Well, IKEA's furniture quality is garbage yet they make billions. It's cheap and fast. That's capitalism for you. (not implying that communist countries produced amazing products...)
IKEA furniture is obviously a trade off between quality and cost, but it does what it is designed to do.
Capitalism isn't just a race to the bottom - there are markets for products at all sorts of price points.
Maybe typical Supermarket produce section = IKEA is a better comparison than vibe coding = IKEA, although whether a tomato that tastes of nothing is really doing it's job is debatable.
I would never have it be put into production without any type of review though, it's more for "I vibe coded this cool app, take a look, maybe this can be something bigger..."
However, I just searched up his tweet, and now I'm not so sure - he seemed to be advocating it as a new way of coding.
https://x.com/karpathy/status/1886192184808149383
Not that companies should literally try to "vibe code" production software
Two publishers and three authors fail to understand what “vibe coding” means - https://simonwillison.net/2025/May/1/not-vibe-coding/
( I think Karpathy addressed what he meant in this video, though I forget the details: Software Is Changing (Again) https://www.youtube.com/watch?v=LCEmiRjPEtQ )
The phrase got totally taken out of context, probably because it's what people WANTED to believe. They wanted to believe that the hard thing was now easy, and they could make/save a lot of money that way
As always people can create both good and bad code using the tools at their disposal but right now there’s a lot of upvotes to be had online by simply posting ‘lol vibe coding so dumb!’. It’s tiring at this point.
This point in history is not characterized by any real sort of seriousness about...anything, really.
Alternatively, it is the same sort of pleasant fiction that is being fed to CEOs about their workforce being able to be replaced Real Soon.
"The harsh reality" "he perfectly captured" "architectural decisions that make senior engineers weep" "fundamental issue"
It makes me wonder whether a whole class of writing is going to be deprecated because the cadence is just too similar to LLM outputs.
FSV = full slop version
LLMs are still too sycophantic. The ideal agent needs to say no increasingly as time moves on, explaining why new requirements would conflict with existing commitments, and grunt awkwardly and emit enough noxious fumes so that business people only come forward with their most pressing needs rather than wavering whims.

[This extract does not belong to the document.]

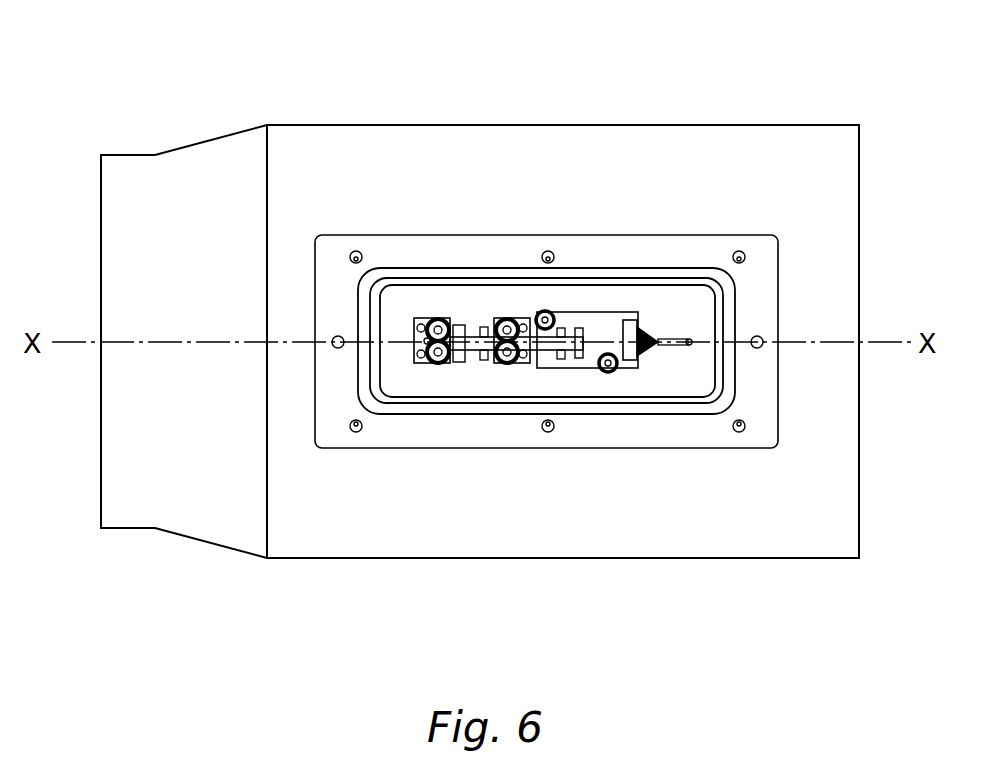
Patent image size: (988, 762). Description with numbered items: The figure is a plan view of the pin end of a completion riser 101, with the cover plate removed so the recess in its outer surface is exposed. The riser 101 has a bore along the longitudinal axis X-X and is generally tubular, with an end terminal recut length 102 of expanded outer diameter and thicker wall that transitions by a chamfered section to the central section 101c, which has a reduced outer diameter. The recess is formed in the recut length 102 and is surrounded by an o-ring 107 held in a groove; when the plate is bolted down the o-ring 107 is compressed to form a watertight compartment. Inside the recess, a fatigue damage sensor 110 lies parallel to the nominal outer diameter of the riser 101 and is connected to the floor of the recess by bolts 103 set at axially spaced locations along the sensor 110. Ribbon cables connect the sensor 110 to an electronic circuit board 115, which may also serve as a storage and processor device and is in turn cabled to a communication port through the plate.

Other people who have more or a lot of experience with coding, help them and everybody profits in the end.
I understand that it becomes a problem with some businesses but others may profit too.
It's not all bad.
They don't seem to have a 'cohesive worldview'; additional context can easily sway them from one conclusion to the opposite conclusion. A large part of coding is about decision-making and prioritization; it's difficult to perform well at either of these tasks unless your worldview is internally consistent.

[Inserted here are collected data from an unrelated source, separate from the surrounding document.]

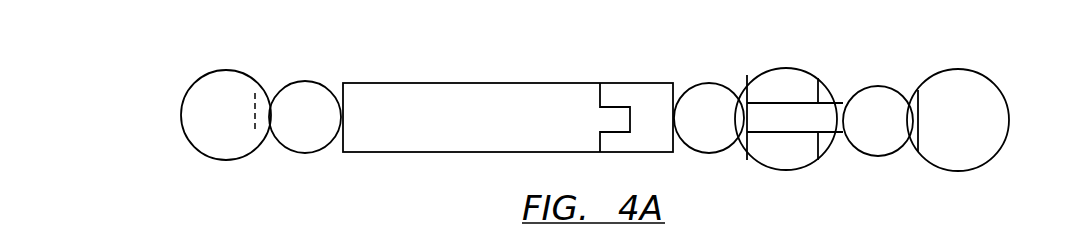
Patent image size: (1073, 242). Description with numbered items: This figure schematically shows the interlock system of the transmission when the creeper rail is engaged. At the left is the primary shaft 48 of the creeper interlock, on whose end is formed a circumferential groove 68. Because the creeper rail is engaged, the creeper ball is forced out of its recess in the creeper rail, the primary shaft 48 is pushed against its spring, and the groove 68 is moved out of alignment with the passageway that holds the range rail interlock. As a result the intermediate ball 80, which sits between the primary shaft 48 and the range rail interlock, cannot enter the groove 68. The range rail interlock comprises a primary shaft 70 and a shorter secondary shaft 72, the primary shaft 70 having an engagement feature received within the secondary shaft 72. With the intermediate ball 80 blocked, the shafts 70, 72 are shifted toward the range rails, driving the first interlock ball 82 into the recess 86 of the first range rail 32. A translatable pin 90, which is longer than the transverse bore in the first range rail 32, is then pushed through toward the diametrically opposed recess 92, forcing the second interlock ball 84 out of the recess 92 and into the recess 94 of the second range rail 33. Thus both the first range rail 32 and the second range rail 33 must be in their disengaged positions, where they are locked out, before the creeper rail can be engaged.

The primary shaft 48 is at (213, 107).
The groove 68 is at (251, 125).
The intermediate ball 80 is at (313, 105).
The primary shaft 70 is at (500, 107).
The secondary shaft 72 is at (645, 108).
The first interlock ball 82 is at (698, 108).
The first range rail 32 is at (777, 85).
The translatable pin 90 is at (788, 118).
The recess 86 is at (742, 132).
The recess 92 is at (820, 147).
The second interlock ball 84 is at (880, 108).
The recess 94 is at (912, 118).
The second range rail 33 is at (992, 125).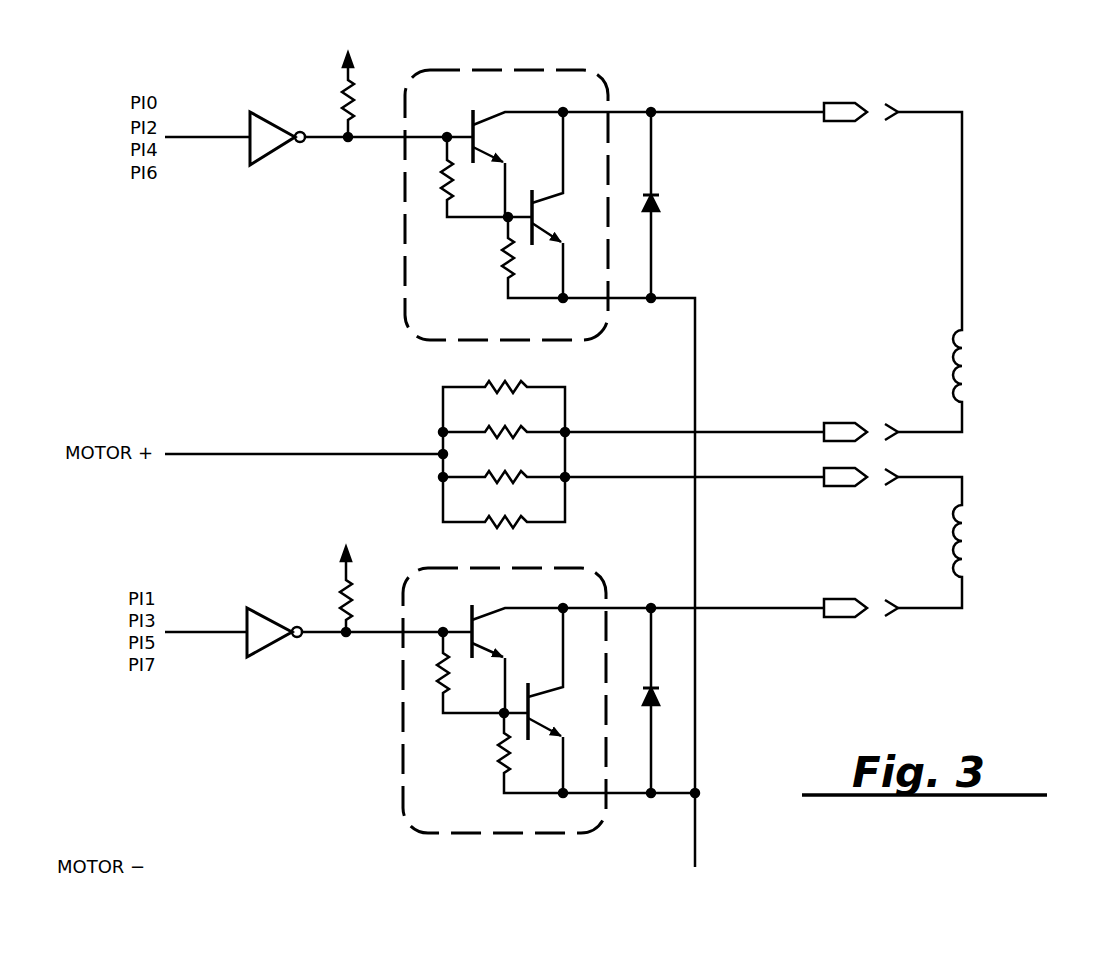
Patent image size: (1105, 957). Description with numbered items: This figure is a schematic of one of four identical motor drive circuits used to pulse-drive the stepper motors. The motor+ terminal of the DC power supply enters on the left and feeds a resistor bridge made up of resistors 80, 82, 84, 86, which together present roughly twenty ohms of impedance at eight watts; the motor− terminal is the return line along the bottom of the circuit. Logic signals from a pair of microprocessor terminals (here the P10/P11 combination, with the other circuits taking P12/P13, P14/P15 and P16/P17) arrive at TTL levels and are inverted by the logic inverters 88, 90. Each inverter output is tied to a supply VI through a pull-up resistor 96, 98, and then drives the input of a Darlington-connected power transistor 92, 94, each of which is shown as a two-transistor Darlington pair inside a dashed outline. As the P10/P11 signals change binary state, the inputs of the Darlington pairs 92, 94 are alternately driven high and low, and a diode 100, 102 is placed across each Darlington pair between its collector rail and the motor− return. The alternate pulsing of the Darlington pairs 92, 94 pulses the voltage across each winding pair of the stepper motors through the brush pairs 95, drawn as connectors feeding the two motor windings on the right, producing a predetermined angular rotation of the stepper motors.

The resistor 80 is at (505, 385).
The resistor 82 is at (505, 430).
The resistor 84 is at (505, 475).
The resistor 86 is at (505, 520).
The logic inverter 88 is at (272, 112).
The logic inverter 90 is at (268, 608).
The Darlington-connected power transistor 92 is at (507, 70).
The Darlington-connected power transistor 94 is at (545, 568).
The brush pairs 95 is at (878, 108).
The pull-up resistor 96 is at (346, 98).
The pull-up resistor 98 is at (345, 595).
The diode 100 is at (659, 203).
The diode 102 is at (659, 697).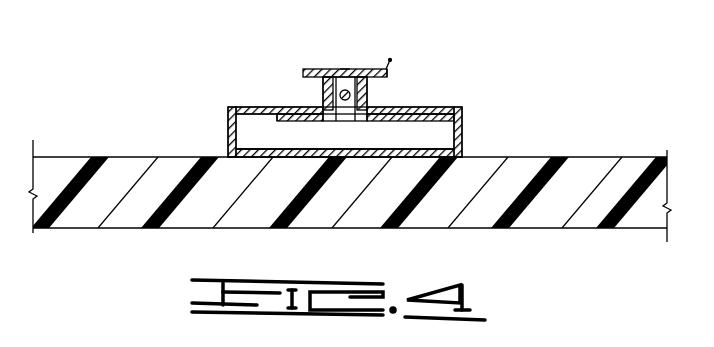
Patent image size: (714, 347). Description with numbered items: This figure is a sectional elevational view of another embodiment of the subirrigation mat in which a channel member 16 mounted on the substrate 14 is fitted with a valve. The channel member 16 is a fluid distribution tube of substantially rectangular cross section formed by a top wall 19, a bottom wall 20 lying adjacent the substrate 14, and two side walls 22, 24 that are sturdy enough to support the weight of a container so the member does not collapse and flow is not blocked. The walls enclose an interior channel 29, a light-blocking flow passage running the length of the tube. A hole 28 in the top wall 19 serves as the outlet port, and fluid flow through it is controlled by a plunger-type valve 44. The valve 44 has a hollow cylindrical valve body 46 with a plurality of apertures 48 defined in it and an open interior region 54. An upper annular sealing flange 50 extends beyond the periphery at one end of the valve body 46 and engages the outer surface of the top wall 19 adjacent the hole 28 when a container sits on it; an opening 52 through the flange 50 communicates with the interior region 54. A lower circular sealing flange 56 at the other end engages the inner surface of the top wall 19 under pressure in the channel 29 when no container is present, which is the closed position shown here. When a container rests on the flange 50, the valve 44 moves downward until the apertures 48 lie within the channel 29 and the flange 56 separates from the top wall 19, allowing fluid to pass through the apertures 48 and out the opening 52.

The substrate 14 is at (592, 178).
The channel member 16 is at (468, 144).
The top wall 19 is at (450, 110).
The bottom wall 20 is at (400, 147).
The side wall 22 is at (228, 119).
The side wall 24 is at (462, 121).
The hole 28 is at (368, 108).
The interior channel 29 is at (438, 132).
The plunger-type valve 44 is at (392, 58).
The hollow cylindrical valve body 46 is at (386, 76).
The aperture 48 is at (340, 70).
The upper annular sealing flange 50 is at (363, 70).
The opening 52 is at (347, 90).
The open interior region 54 is at (325, 82).
The lower circular sealing flange 56 is at (318, 120).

> How Senior Engineers Clean Up Code and Scale Products with AI
> Partnering with us means investing in quality, not just speed. We leverage AI to accelerate development and testing,
https://donado.co/en/articles/2025-08-02-prototype-to-mvp/
Company hires a bunch of young MBAs from prestigious universities who don't know how to code; pay them large salaries to produce a massive pile of junk which doesn't work. Pay some engineer with 10+ years of experience to be a 'code janitor' to clean up the mess to actually make it work.
Quite dystopian considering that the experienced engineer could probably build the whole thing in 1/10th of the time from scratch.
This would align with the trend of companies imposing an increasing number of arbitrary and counter-productive constraints on engineers whilst simultaneously expecting them to be more productive.